Call My Agent (Netflix)
Like a Gallic answer to Curb Your Enthusiasm, cult comedy Call My Agent has been lapped up by French viewers for its affectionate yet waspish take on the country’s artistic traditions.
Just look at the guest-stars who have been drawn to the show – with the likes of Monica Bellucci, Isabelle Huppet and Juliette Binoche all appearing in recent years. Gerard Depardieu, meanwhile, is rumoured to be due a turn in the upcoming season.
And even those of us dependent on the subtitles can still appreciate the whip-smart Succession-esque dialogue that’s won praise from critics and fans alike.
The Valhalla Murders (Netflix)
While the Nordic noir genre is so well established it could probably have its own dedicated streaming service, The Valhalla Murders is one of only two efforts from plucky Iceland to make it to Netflix.
Revolving around a suitably grisly plot involving child abduction from a state institution, the eight-part series weaves in enough clever procedural twists to have fans of the genre keenly watching every move.

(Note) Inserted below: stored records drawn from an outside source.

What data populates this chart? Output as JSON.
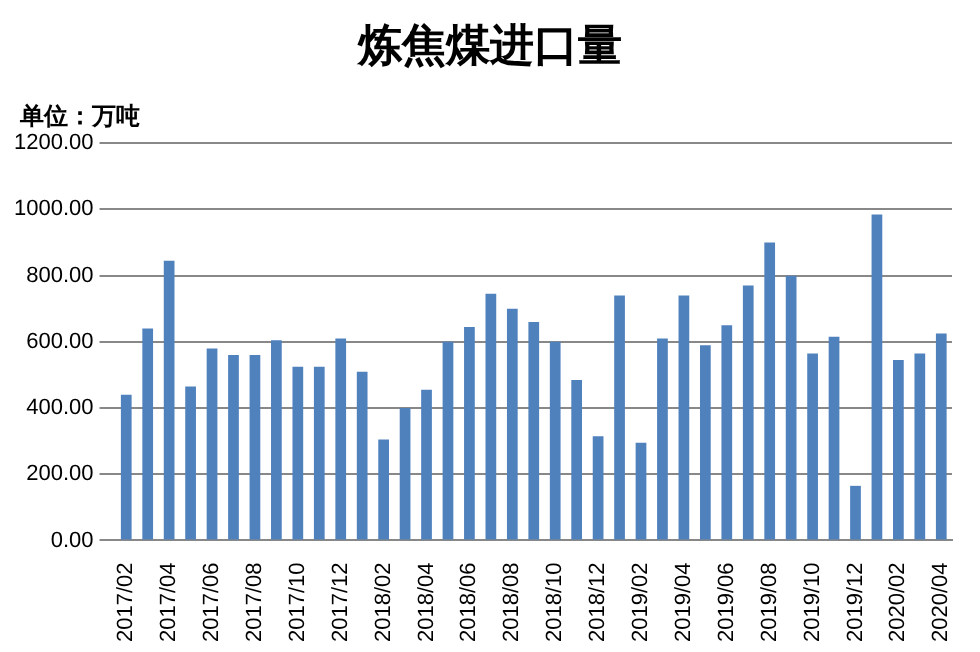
{
  "chart_data": {
    "type": "bar",
    "title": "炼焦煤进口量",
    "ylabel": "单位：万吨",
    "categories": [
      "2017/02",
      null,
      "2017/04",
      null,
      "2017/06",
      null,
      "2017/08",
      null,
      "2017/10",
      null,
      "2017/12",
      null,
      "2018/02",
      null,
      "2018/04",
      null,
      "2018/06",
      null,
      "2018/08",
      null,
      "2018/10",
      null,
      "2018/12",
      null,
      "2019/02",
      null,
      "2019/04",
      null,
      "2019/06",
      null,
      "2019/08",
      null,
      "2019/10",
      null,
      "2019/12",
      null,
      "2020/02",
      null,
      "2020/04"
    ],
    "values": [
      440,
      640,
      845,
      465,
      580,
      560,
      560,
      605,
      525,
      525,
      610,
      510,
      305,
      400,
      455,
      600,
      645,
      745,
      700,
      660,
      600,
      485,
      315,
      740,
      295,
      610,
      740,
      590,
      650,
      770,
      900,
      800,
      565,
      615,
      165,
      985,
      545,
      565,
      625
    ],
    "color": "#4f81bd",
    "ylim": [
      0,
      1200
    ],
    "yticks": [
      {
        "value": 0,
        "label": "0.00"
      },
      {
        "value": 200,
        "label": "200.00"
      },
      {
        "value": 400,
        "label": "400.00"
      },
      {
        "value": 600,
        "label": "600.00"
      },
      {
        "value": 800,
        "label": "800.00"
      },
      {
        "value": 1000,
        "label": "1000.00"
      },
      {
        "value": 1200,
        "label": "1200.00"
      }
    ],
    "grid": "y",
    "legend": false
  }
}
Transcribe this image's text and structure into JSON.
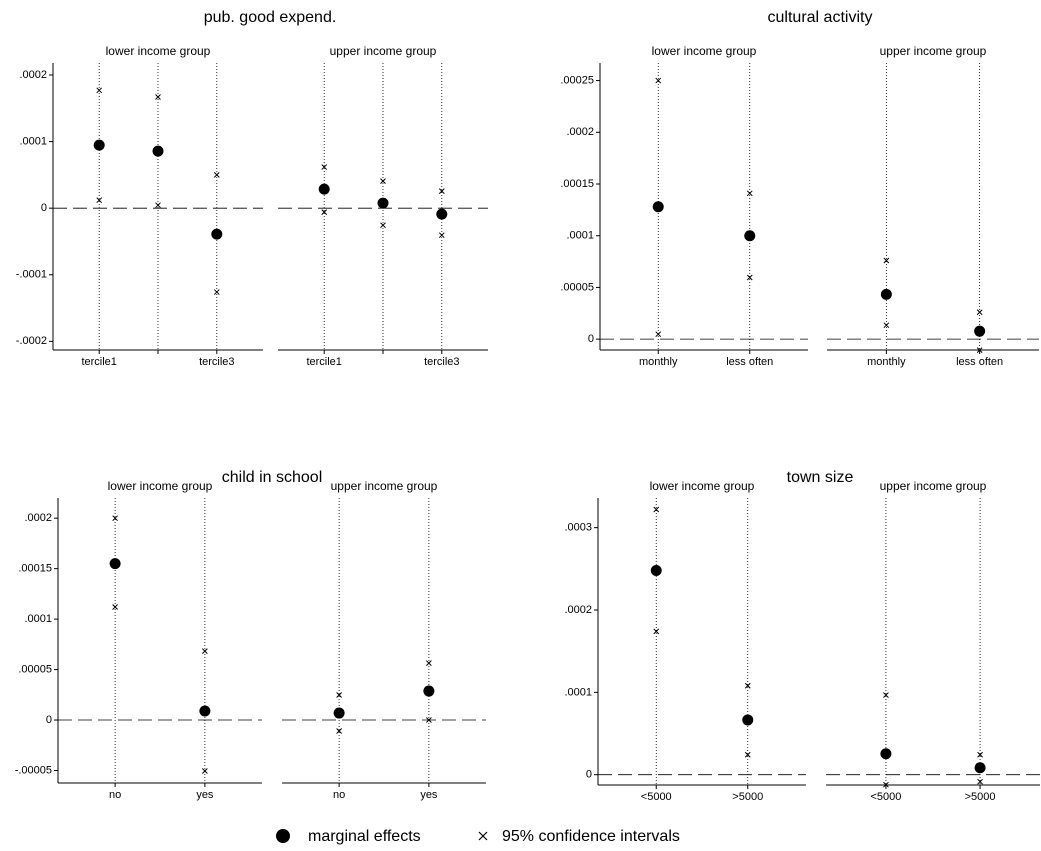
{
  "chart_data": [
    {
      "type": "dot-ci",
      "title": "pub. good expend.",
      "ylim": [
        -0.000213,
        0.000218
      ],
      "yticks": [
        {
          "value": 0.0002,
          "label": ".0002"
        },
        {
          "value": 0.0001,
          "label": ".0001"
        },
        0,
        {
          "value": -0.0001,
          "label": "-.0001"
        },
        {
          "value": -0.0002,
          "label": "-.0002"
        }
      ],
      "panels": [
        {
          "title": "lower income group",
          "categories": [
            "tercile1",
            null,
            "tercile3"
          ],
          "values": [
            9.47e-05,
            8.57e-05,
            -3.9e-05
          ],
          "ci_lower": [
            1.2e-05,
            4.5e-06,
            -0.000126
          ],
          "ci_upper": [
            0.000177,
            0.000167,
            5e-05
          ]
        },
        {
          "title": "upper income group",
          "categories": [
            "tercile1",
            null,
            "tercile3"
          ],
          "values": [
            2.86e-05,
            7.5e-06,
            -9e-06
          ],
          "ci_lower": [
            -6e-06,
            -2.56e-05,
            -4.06e-05
          ],
          "ci_upper": [
            6.17e-05,
            4.06e-05,
            2.56e-05
          ]
        }
      ]
    },
    {
      "type": "dot-ci",
      "title": "cultural activity",
      "ylim": [
        -1.05e-05,
        0.000267
      ],
      "yticks": [
        {
          "value": 0.00025,
          "label": ".00025"
        },
        {
          "value": 0.0002,
          "label": ".0002"
        },
        {
          "value": 0.00015,
          "label": ".00015"
        },
        {
          "value": 0.0001,
          "label": ".0001"
        },
        {
          "value": 5e-05,
          "label": ".00005"
        },
        0
      ],
      "panels": [
        {
          "title": "lower income group",
          "categories": [
            "monthly",
            "less often"
          ],
          "values": [
            0.000128,
            0.0001
          ],
          "ci_lower": [
            4.8e-06,
            5.96e-05
          ],
          "ci_upper": [
            0.00025,
            0.000141
          ]
        },
        {
          "title": "upper income group",
          "categories": [
            "monthly",
            "less often"
          ],
          "values": [
            4.33e-05,
            7.7e-06
          ],
          "ci_lower": [
            1.35e-05,
            -1.06e-05
          ],
          "ci_upper": [
            7.6e-05,
            2.6e-05
          ]
        }
      ]
    },
    {
      "type": "dot-ci",
      "title": "child in school",
      "ylim": [
        -6.24e-05,
        0.00022
      ],
      "yticks": [
        {
          "value": 0.0002,
          "label": ".0002"
        },
        {
          "value": 0.00015,
          "label": ".00015"
        },
        {
          "value": 0.0001,
          "label": ".0001"
        },
        {
          "value": 5e-05,
          "label": ".00005"
        },
        0,
        {
          "value": -5e-05,
          "label": "-.00005"
        }
      ],
      "panels": [
        {
          "title": "lower income group",
          "categories": [
            "no",
            "yes"
          ],
          "values": [
            0.000155,
            8.9e-06
          ],
          "ci_lower": [
            0.000112,
            -5.05e-05
          ],
          "ci_upper": [
            0.0002,
            6.83e-05
          ]
        },
        {
          "title": "upper income group",
          "categories": [
            "no",
            "yes"
          ],
          "values": [
            6.9e-06,
            2.87e-05
          ],
          "ci_lower": [
            -1.09e-05,
            0
          ],
          "ci_upper": [
            2.48e-05,
            5.64e-05
          ]
        }
      ]
    },
    {
      "type": "dot-ci",
      "title": "town size",
      "ylim": [
        -1.25e-05,
        0.000336
      ],
      "yticks": [
        {
          "value": 0.0003,
          "label": ".0003"
        },
        {
          "value": 0.0002,
          "label": ".0002"
        },
        {
          "value": 0.0001,
          "label": ".0001"
        },
        0
      ],
      "panels": [
        {
          "title": "lower income group",
          "categories": [
            "<5000",
            ">5000"
          ],
          "values": [
            0.000248,
            6.65e-05
          ],
          "ci_lower": [
            0.000174,
            2.42e-05
          ],
          "ci_upper": [
            0.000322,
            0.000108
          ]
        },
        {
          "title": "upper income group",
          "categories": [
            "<5000",
            ">5000"
          ],
          "values": [
            2.54e-05,
            8.5e-06
          ],
          "ci_lower": [
            -1.21e-05,
            -8.5e-06
          ],
          "ci_upper": [
            9.67e-05,
            2.42e-05
          ]
        }
      ]
    }
  ],
  "legend": [
    "marginal effects",
    "95% confidence intervals"
  ]
}
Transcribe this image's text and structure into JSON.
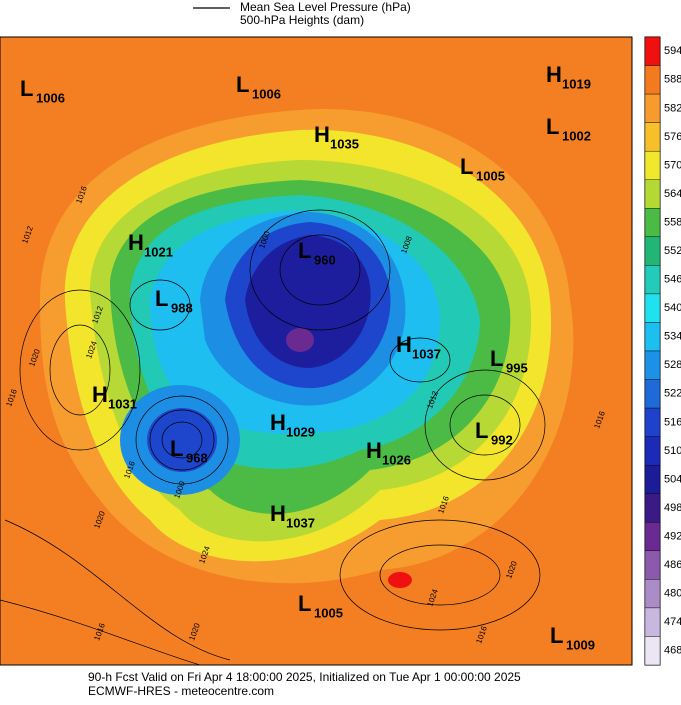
{
  "legend": [
    "Mean Sea Level Pressure (hPa)",
    "500-hPa Heights (dam)"
  ],
  "colorbar": {
    "values": [
      594,
      588,
      582,
      576,
      570,
      564,
      558,
      552,
      546,
      540,
      534,
      528,
      522,
      516,
      510,
      504,
      498,
      492,
      486,
      480,
      474,
      468
    ],
    "colors": [
      "#f01010",
      "#f47a1f",
      "#f79b2e",
      "#f7c02a",
      "#f0e82a",
      "#b4d934",
      "#4cbb45",
      "#21b676",
      "#22ccb8",
      "#1fe2ee",
      "#1bbff0",
      "#1c92e6",
      "#1e6ad8",
      "#1e42cc",
      "#1b2bb8",
      "#1d1c98",
      "#3b1a86",
      "#6a2a92",
      "#8c5aac",
      "#aa8cc6",
      "#c8b8e0",
      "#ece6f4"
    ]
  },
  "centers": [
    {
      "letter": "L",
      "value": 1006
    },
    {
      "letter": "L",
      "value": 1006
    },
    {
      "letter": "H",
      "value": 1019
    },
    {
      "letter": "L",
      "value": 1002
    },
    {
      "letter": "H",
      "value": 1035
    },
    {
      "letter": "L",
      "value": 1005
    },
    {
      "letter": "H",
      "value": 1021
    },
    {
      "letter": "L",
      "value": 960
    },
    {
      "letter": "L",
      "value": 988
    },
    {
      "letter": "H",
      "value": 1037
    },
    {
      "letter": "L",
      "value": 995
    },
    {
      "letter": "H",
      "value": 1031
    },
    {
      "letter": "H",
      "value": 1029
    },
    {
      "letter": "L",
      "value": 992
    },
    {
      "letter": "H",
      "value": 1026
    },
    {
      "letter": "L",
      "value": 968
    },
    {
      "letter": "H",
      "value": 1037
    },
    {
      "letter": "L",
      "value": 1005
    },
    {
      "letter": "L",
      "value": 1009
    }
  ],
  "isobar_labels": [
    1016,
    1012,
    1012,
    1024,
    1020,
    1016,
    1000,
    1008,
    1012,
    1016,
    1024,
    1020,
    1016,
    1024,
    1020,
    1016,
    1016,
    1000,
    1020,
    1016
  ],
  "footer": [
    "90-h Fcst Valid on Fri Apr  4 18:00:00 2025, Initialized on Tue Apr  1 00:00:00 2025",
    "ECMWF-HRES  - meteocentre.com"
  ]
}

Of course being Icelandic, The Valhalla Murders does have one secret weapon when it comes to its regional counterparts: the sheer amount of breathtaking scenery on show. Prepare to get some serious landscape envy.
Billed as Spain’s answer to Gossip Girl, Elite is a knowingly trashy – but no less engaging – romp about three working-class teens who end up transferred to a school for the children of the super-rich.
Making liberal use of flash forwards – in which the previously cocksure teens are quizzed in custody – the first season slowly builds towards an almost implausible murder, after which things only get wilder.
Having established itself as a guilty pleasure for people who wouldn’t otherwise own up to watching it, Elite has just been renewed for its fourth and final season. All things being well, it’s due to arrive on Netflix in 2021.